For the first nine months of this year sales are down by 3.9 percent from the same period last year, with Britain the only major market to see a significant increase of 10.8 percent.
Car sales slumped along the economies of EU countries when the debt crisis struck, leaving several European manufacturers in dire straits as they struggled to cut capacity and build sales abroad.
Auto manufacturers have recently sounded optimistic about the European market hitting bottom this year and beginning to rebound next year as the region’s economy starts to grow again. Last month new registrations jumped 12 percent in Britain. They dipped by 1.2 percent in Germany and 2.9 percent in Italy, however. Spain reported a 28.5-percent leap in new registrations, Ireland 27.9 percent and Portugal 15.9 percent.
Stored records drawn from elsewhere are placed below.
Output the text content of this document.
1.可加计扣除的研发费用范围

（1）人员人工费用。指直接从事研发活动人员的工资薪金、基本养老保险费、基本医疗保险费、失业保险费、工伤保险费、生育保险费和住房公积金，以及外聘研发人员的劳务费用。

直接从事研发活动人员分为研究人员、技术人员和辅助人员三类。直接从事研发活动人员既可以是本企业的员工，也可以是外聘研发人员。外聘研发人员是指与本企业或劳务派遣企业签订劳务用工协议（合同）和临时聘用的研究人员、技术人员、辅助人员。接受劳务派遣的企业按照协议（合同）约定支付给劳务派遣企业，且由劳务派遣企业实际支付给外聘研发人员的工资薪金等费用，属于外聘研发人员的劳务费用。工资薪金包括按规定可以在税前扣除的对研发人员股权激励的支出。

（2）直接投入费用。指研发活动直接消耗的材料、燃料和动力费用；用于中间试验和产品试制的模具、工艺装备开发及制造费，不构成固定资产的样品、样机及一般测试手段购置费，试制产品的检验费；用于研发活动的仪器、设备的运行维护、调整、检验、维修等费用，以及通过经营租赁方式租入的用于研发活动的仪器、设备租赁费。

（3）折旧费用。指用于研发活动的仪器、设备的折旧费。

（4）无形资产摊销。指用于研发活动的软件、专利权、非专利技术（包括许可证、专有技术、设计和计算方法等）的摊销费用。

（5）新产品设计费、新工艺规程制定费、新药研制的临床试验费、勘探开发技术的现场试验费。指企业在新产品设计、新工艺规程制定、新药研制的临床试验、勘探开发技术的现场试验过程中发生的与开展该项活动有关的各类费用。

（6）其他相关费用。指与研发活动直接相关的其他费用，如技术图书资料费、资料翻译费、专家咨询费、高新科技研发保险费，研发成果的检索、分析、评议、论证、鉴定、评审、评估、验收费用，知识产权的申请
For the first nine months of the year the only European auto manufacturers to post gains are Mercedes-Benz-maker Daimler at 4.9 percent and Renault, which edged out a 0.4-percent gain thanks to its low-cost Dacia unit. VW saw its European registrations slip 3.4 percent, Volvo dipped 5 percent, Fiat dropped 8.1 percent and PSA Peugeot Citroen slumped 11.3 percent. BMW registrations were flat.
Asian carmakers were also hit with only Kia posting a 0.5-percent increase and Mazda climbing 11 percent. Toyota saw registrations drop 4 percent, Honda dipped 1.3 percent, and Mitsubishi fell 9.2 percent. Korean carmaker Hyundai saw a 1-percent dip in registrations.